Mali : les réactions au retrait des soldats danois de Takuba
28 janvier 2022La tension est aussi importante entre le Mali et le Niger. Hassoumi Massoudou, le chef de la diplomatie nigérienne, a affirmé que Niamey ne comprenait pas que des chefs militaires, après avoir échoué sur le terrain de la guerre, prennent le pouvoir au nom d'un "patriotisme frelaté".
Fahiraman Rodrigue Koné, chercheur à l‘Institut d'études en sécurité, rappelle dans cet entretien qu'il nous a accordé que les tensions entre les deux pays ne sont pas nouvelles.
DW : "Nous entendons le discours de la junte malienne. Nous ne comprenons pas que des chefs militaires, après avoir échoué sur le terrain de la guerre, prennent le pouvoir politique et au nom d'un patriotisme frelaté (fassent) appel à des mercenaires pour défendre l'intégrité de leur territoire", a déclaré Hassoumi Massoudou, le ministre nigérien des Affaires étrangères. Quelle est votre analyse de ses propos ?
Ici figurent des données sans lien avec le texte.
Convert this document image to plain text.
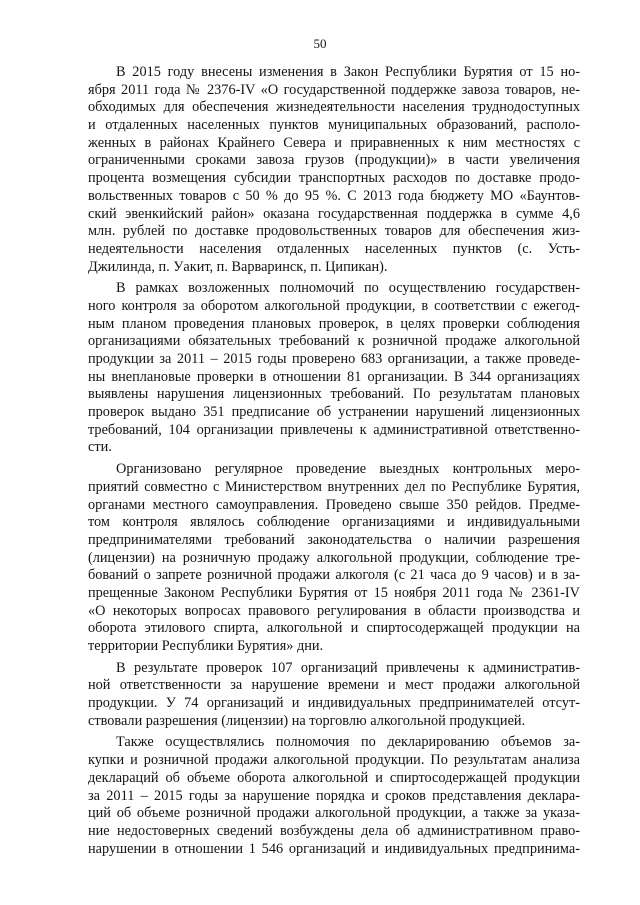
50
В 2015 году внесены изменения в Закон Республики Бурятия от 15 но-
ября 2011 года № 2376-IV «О государственной поддержке завоза товаров, не-
обходимых для обеспечения жизнедеятельности населения труднодоступных
и отдаленных населенных пунктов муниципальных образований, располо-
женных в районах Крайнего Севера и приравненных к ним местностях с
ограниченными сроками завоза грузов (продукции)» в части увеличения
процента возмещения субсидии транспортных расходов по доставке продо-
вольственных товаров с 50 % до 95 %. С 2013 года бюджету МО «Баунтов-
ский эвенкийский район» оказана государственная поддержка в сумме 4,6
млн. рублей по доставке продовольственных товаров для обеспечения жиз-
недеятельности населения отдаленных населенных пунктов (с. Усть-
Джилинда, п. Уакит, п. Варваринск, п. Ципикан).
В рамках возложенных полномочий по осуществлению государствен-
ного контроля за оборотом алкогольной продукции, в соответствии с ежегод-
ным планом проведения плановых проверок, в целях проверки соблюдения
организациями обязательных требований к розничной продаже алкогольной
продукции за 2011 – 2015 годы проверено 683 организации, а также проведе-
ны внеплановые проверки в отношении 81 организации. В 344 организациях
выявлены нарушения лицензионных требований. По результатам плановых
проверок выдано 351 предписание об устранении нарушений лицензионных
требований, 104 организации привлечены к административной ответственно-
сти.
Организовано регулярное проведение выездных контрольных меро-
приятий совместно с Министерством внутренних дел по Республике Бурятия,
органами местного самоуправления. Проведено свыше 350 рейдов. Предме-
том контроля являлось соблюдение организациями и индивидуальными
предпринимателями требований законодательства о наличии разрешения
(лицензии) на розничную продажу алкогольной продукции, соблюдение тре-
бований о запрете розничной продажи алкоголя (с 21 часа до 9 часов) и в за-
прещенные Законом Республики Бурятия от 15 ноября 2011 года № 2361-IV
«О некоторых вопросах правового регулирования в области производства и
оборота этилового спирта, алкогольной и спиртосодержащей продукции на
территории Республики Бурятия» дни.
В результате проверок 107 организаций привлечены к административ-
ной ответственности за нарушение времени и мест продажи алкогольной
продукции. У 74 организаций и индивидуальных предпринимателей отсут-
ствовали разрешения (лицензии) на торговлю алкогольной продукцией.
Также осуществлялись полномочия по декларированию объемов за-
купки и розничной продажи алкогольной продукции. По результатам анализа
деклараций об объеме оборота алкогольной и спиртосодержащей продукции
за 2011 – 2015 годы за нарушение порядка и сроков представления деклара-
ций об объеме розничной продажи алкогольной продукции, а также за указа-
ние недостоверных сведений возбуждены дела об административном право-
нарушении в отношении 1 546 организаций и индивидуальных предпринима-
Fahiraman Rodrigue Koné : Je pense que cette sortie est un autre épisode d’un ensemble de tensions qui se développe entre les autorités nigériennes et les autorités de la transition au Mali et traduit bien les postures antagoniques qu'il y a autour de cette question de la transition au Mali. Cela montre clairement, les postures variées qu'il y a autour de la réponse qu'il faudrait apporter à la question de la menace de l'extrémisme violent qui croît dans la région. Cela traduit également en filigrane la posture de la Cédéao, son implication et la manière dont elle veut résoudre la crise malienne.
DW : pensez-vous qu'aujourd'hui, la Cédéao dispose de tous les outils nécessaires pour agir de manière efficace dans la région par rapport à la menace terroriste ?
Fahiraman Rodrigue Koné : Je pense que la Cédéao, tout comme les intervenants en dehors de ce cadre régional, je pense à l'Union africaine, mais également aux Nations unies autant que les partenaires bilatéraux comme la France ou l'Union européenne, qui interviennent au niveau régional autour de cette crise, sont aux prises à une situation très complexe. La posture d'intervenants en situation de crise est une posture urgentiste et qui est pratiquement difficile à gérer. Cette crise fait réfléchir sur les instruments idoines au pouvoir qui doivent être ceux du multilatéralisme face à la gestion de la crise actuelle. Si nous faisons une analyse plus précise et plus concrète de la difficulté d'intervention de ces institutions ou de ses partenaires, c'est essentiellement fondé sur une évolution assez forte des imaginaires politiques au niveau régional. Les élites politiques ont presque failli à pouvoir résoudre les questions démocratiques de fond. Des questions de gouvernance, et plus particulièrement la crise sécuritaire, révèlent un peu toute l'ampleur de cette incapacité à pouvoir régler ces problèmes de fond. Alors que la Cédéao et ses institutions se basent non seulement sur une approche face à la crise sécuritaire mais d'un autre côté, l'intervention de ses institutions, tente à vouloir conforter les ordres établis et il y a un rejet de ces ordres au niveau des populations. Cela complexifie leur intervention.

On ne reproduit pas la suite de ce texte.